Institute of Art Design + Technology
Dún Laoghaire

Ian Fallon 

BA [Hons] Film + Television Production

Ian Fallon is an aspiring writer/director from Kildare majoring in directing and minoring in sound design at the National Film School at IADT. Ian is interested in depicting complicated male sexuality and telling personal stories, especially those in the psychological horror genre. His short documentary Poulaphouca premiered at the 67th Cork International Film Festival and won the Best Irish Documentary at the 2023 Story International Student Documentary Festival. Also in 2023, Ian won the Youth Music Video Competition for his music video for Nightmares by Paddy Hanna. His grad film AMŒBA will begin its festival run this year.

AMŒBA [Graduate Film]

AMŒBA is a queer psychological horror written and directed by Ian. After surviving a brain eating parasite, Levi, a young queer man, is invited to his secondary school crush Roan's house for the weekend. Waking up from an intoxicated night of reconnecting, Levi becomes convinced Roan kissed him. As Levi seeks the truth of what happened, his grip on begins to begins to disintegrate.

AMŒBA is a big and bold graduate production with a challenging storyline centring queer trauma in the horror genre. With impressive performances and surreal storytelling, AMŒBA is not a film you can forget anytime soon.


Anger & The PsychoDrama [Thesis]

In this thesis, I explore the context of the early American Avant-Garde cinema scene and one of its most infamous personalities, the iconoclast filmmaker Kenneth Anger. Influenced heavily by the rise in popularity of both surrealism and psychoanalysis, American Avant-Garde cinema was still a burgeoning artform by the time Anger came along in the late 1940s with his breakout short film Fireworks.

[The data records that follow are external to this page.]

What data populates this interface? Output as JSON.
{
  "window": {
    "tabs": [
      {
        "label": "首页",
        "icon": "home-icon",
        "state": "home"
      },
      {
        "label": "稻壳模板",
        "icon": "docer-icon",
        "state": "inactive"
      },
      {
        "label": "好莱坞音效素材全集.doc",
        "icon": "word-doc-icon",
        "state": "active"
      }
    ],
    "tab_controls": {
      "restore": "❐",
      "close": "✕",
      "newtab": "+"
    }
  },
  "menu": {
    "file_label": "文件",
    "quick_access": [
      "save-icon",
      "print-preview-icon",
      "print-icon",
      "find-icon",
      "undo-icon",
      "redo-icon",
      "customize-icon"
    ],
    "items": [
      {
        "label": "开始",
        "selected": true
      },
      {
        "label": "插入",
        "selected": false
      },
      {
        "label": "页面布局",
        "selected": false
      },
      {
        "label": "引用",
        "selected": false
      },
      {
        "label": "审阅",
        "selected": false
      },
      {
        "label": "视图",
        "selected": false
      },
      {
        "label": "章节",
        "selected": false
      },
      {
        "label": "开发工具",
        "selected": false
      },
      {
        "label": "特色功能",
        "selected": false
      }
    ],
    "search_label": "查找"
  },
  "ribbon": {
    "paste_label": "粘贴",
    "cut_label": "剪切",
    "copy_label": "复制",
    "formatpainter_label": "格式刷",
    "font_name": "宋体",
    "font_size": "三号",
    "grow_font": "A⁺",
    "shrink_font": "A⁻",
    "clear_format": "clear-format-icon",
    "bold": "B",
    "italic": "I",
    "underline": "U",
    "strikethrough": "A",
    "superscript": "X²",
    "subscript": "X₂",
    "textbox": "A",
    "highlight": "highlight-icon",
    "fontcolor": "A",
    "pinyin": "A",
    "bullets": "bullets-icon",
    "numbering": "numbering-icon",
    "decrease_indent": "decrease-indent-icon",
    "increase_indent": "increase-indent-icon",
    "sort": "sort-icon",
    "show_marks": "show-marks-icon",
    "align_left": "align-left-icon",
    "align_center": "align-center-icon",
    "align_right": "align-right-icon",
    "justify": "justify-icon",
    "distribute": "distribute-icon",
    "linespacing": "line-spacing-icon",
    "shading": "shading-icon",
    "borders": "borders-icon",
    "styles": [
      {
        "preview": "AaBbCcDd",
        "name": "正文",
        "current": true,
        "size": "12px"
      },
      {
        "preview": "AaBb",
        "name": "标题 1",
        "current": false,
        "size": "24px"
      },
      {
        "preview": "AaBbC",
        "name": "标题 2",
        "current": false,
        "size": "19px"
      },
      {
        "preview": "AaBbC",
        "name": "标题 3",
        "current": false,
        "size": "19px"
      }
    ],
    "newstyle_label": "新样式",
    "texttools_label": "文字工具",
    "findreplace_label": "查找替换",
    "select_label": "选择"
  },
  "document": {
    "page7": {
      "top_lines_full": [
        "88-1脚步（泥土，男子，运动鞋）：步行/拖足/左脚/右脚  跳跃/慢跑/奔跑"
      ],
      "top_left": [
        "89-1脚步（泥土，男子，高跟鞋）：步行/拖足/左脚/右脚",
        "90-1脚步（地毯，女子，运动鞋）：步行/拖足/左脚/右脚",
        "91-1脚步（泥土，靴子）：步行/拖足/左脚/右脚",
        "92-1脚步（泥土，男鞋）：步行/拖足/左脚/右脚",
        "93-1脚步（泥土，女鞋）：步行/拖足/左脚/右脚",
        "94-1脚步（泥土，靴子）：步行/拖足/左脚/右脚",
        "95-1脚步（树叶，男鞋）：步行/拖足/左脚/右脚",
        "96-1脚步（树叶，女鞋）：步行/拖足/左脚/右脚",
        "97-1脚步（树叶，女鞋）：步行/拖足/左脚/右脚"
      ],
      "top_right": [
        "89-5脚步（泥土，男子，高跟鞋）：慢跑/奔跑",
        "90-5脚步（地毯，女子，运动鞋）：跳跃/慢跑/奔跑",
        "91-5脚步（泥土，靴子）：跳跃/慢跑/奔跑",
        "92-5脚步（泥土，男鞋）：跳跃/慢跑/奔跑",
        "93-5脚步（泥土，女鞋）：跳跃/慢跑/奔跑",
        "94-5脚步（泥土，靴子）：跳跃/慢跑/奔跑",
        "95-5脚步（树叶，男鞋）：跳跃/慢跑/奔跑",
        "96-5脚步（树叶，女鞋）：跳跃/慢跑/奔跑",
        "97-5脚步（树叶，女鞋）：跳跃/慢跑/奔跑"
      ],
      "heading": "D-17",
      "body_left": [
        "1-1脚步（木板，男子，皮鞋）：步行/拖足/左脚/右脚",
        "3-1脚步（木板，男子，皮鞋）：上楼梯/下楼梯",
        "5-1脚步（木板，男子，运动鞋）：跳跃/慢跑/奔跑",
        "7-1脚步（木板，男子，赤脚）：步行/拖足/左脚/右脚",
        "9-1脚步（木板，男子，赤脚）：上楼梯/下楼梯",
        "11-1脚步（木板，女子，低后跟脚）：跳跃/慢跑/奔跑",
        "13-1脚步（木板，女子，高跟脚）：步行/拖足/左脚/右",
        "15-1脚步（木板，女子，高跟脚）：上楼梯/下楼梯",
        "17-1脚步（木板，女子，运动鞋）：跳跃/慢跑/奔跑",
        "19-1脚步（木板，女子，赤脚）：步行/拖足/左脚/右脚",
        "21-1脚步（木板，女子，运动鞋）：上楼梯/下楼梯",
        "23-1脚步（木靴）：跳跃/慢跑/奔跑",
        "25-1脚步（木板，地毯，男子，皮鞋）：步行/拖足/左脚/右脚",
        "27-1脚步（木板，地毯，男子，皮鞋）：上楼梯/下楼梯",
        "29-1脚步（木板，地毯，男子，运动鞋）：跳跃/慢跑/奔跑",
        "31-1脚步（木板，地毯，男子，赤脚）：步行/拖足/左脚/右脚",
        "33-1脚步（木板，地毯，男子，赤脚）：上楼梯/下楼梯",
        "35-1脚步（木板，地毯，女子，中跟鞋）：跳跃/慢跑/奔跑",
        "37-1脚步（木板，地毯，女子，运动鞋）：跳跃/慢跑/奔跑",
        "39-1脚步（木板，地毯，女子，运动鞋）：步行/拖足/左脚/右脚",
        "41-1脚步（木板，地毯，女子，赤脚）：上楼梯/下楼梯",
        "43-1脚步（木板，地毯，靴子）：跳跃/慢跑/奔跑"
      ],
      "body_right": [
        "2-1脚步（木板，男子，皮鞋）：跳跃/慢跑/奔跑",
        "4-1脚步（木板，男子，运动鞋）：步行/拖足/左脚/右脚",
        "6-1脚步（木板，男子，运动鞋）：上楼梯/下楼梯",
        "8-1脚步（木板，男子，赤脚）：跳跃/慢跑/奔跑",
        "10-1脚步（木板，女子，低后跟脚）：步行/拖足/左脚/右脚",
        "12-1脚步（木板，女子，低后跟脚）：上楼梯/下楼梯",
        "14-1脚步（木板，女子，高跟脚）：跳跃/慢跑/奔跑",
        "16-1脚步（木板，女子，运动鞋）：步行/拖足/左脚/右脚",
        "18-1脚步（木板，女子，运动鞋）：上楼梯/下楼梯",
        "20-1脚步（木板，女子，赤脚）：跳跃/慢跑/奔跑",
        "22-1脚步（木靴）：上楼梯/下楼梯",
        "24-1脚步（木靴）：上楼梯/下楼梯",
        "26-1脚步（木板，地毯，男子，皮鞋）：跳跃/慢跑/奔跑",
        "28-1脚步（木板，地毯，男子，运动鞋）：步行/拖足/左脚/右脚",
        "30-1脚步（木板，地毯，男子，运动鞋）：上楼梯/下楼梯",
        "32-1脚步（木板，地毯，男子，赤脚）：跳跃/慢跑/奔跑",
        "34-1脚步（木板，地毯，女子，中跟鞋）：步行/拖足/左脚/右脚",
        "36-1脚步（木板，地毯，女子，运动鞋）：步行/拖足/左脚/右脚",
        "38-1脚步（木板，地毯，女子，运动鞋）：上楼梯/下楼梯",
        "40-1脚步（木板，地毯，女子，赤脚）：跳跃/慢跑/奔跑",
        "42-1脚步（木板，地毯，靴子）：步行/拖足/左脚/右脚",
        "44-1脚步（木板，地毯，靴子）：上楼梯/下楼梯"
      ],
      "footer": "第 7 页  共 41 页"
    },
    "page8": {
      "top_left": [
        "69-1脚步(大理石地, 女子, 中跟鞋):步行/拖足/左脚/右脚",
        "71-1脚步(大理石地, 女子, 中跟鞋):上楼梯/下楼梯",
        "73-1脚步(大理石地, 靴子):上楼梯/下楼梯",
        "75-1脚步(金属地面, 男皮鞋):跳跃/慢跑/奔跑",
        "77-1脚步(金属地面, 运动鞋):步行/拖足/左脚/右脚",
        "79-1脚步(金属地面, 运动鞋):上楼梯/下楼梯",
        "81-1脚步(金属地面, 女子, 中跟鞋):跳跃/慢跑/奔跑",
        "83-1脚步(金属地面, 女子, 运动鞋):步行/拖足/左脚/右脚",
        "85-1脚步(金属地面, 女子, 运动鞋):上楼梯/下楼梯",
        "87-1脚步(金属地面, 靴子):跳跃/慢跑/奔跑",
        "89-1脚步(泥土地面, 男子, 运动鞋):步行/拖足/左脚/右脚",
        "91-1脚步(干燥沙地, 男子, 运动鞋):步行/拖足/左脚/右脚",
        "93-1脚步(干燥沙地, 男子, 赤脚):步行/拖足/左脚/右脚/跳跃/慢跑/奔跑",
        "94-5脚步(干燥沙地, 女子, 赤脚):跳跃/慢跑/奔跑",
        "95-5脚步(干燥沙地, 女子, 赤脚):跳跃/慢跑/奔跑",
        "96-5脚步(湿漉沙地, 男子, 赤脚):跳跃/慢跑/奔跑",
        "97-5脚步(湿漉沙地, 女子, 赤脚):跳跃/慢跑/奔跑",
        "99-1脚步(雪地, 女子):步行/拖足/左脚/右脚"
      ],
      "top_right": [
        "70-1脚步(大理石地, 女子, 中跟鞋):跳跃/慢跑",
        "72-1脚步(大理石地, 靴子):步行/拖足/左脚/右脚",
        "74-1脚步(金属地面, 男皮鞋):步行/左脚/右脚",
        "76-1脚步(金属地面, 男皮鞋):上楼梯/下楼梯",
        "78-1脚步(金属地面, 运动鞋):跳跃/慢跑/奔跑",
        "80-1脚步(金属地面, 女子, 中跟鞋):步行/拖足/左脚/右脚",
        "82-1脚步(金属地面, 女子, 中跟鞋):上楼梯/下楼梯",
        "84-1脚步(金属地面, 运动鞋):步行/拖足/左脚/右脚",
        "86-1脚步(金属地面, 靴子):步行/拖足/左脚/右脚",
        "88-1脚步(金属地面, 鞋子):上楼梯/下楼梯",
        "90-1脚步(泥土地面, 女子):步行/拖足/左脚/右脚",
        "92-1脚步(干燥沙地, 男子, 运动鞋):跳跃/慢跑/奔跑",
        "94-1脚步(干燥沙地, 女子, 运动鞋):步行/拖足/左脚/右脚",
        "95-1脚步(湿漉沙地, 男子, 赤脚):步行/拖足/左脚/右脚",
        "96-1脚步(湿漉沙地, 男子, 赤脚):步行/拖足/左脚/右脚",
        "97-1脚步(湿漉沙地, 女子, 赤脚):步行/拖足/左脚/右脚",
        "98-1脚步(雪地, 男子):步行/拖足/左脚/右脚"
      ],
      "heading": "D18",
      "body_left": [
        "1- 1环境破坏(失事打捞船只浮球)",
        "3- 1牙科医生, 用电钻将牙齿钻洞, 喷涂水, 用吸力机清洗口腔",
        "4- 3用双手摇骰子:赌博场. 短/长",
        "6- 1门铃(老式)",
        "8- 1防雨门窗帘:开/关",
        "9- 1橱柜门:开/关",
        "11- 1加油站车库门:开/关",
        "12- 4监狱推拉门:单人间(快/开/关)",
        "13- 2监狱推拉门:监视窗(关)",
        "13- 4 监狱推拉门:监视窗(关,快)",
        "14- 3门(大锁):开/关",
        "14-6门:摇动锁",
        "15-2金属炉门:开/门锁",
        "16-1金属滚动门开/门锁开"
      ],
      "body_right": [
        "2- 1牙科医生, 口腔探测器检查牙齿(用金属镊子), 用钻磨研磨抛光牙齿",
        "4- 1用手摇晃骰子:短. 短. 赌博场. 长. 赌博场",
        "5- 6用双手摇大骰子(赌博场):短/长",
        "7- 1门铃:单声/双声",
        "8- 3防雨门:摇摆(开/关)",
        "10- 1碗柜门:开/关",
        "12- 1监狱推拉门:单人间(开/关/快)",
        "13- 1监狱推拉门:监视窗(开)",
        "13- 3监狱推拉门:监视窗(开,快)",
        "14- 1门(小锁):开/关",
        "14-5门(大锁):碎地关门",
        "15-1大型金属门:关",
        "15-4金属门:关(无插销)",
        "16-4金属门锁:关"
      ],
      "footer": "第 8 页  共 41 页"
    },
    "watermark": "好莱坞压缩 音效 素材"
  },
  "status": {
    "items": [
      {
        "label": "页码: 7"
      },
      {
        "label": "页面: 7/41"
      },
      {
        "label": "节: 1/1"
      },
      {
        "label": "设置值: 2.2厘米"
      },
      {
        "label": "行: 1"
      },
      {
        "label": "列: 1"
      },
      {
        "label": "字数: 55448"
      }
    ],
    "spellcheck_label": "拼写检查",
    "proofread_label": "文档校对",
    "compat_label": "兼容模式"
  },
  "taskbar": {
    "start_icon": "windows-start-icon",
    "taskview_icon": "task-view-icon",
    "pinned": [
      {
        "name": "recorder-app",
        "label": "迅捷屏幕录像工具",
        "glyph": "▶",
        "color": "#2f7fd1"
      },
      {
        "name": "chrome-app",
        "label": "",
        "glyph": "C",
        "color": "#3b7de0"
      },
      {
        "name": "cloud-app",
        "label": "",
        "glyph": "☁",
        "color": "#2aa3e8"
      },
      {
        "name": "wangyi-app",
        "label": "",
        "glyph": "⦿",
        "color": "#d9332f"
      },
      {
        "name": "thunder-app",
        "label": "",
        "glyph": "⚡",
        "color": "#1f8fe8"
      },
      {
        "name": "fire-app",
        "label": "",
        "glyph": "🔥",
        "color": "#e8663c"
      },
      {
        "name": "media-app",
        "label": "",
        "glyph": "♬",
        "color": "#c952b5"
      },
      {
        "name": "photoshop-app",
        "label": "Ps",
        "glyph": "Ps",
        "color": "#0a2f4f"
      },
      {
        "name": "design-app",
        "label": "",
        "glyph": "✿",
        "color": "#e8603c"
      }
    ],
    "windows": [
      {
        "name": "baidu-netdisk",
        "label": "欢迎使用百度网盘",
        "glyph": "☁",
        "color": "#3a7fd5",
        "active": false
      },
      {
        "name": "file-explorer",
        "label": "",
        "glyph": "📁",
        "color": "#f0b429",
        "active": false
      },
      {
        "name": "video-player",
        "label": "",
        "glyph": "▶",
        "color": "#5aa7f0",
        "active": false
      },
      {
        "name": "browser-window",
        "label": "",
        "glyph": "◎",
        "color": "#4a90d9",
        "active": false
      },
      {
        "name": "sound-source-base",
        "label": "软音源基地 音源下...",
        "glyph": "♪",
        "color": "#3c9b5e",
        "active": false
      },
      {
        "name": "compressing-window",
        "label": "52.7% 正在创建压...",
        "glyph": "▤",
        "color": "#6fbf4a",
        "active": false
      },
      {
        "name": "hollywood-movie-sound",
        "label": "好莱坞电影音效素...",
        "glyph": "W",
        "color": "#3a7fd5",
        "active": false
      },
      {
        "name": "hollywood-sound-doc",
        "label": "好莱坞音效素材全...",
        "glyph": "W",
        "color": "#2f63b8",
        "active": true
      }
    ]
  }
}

Growing up in the eye of the Hollywood Hurricane, Anger's indomitable passion for film established itself at an early age. By his late teens, he had developed a keen competence in the craft of filmmaking and an acute literacy and appreciation for the Avant-Garde. Ever since the release of Fireworks, Anger has played an invaluable role in American film with his transgressive career spanning more than six decades. His work has been incredibly influential on both the Avant-Garde and mainstream cinematic scenes, inspiring a full range of filmmakers from David Lynch to Martin Scorsese.

In this thesis, I interrogate how a precocious Anger made use of his literacy in the Avant-Garde, technical proficiency in filmmaking, and a developing trend in the surrounding Avant-Garde cinema of the time called the "psychodrama", to bring his sadomasochistic, oneiric film Fireworks to fruition and forever change the trajectory of his career.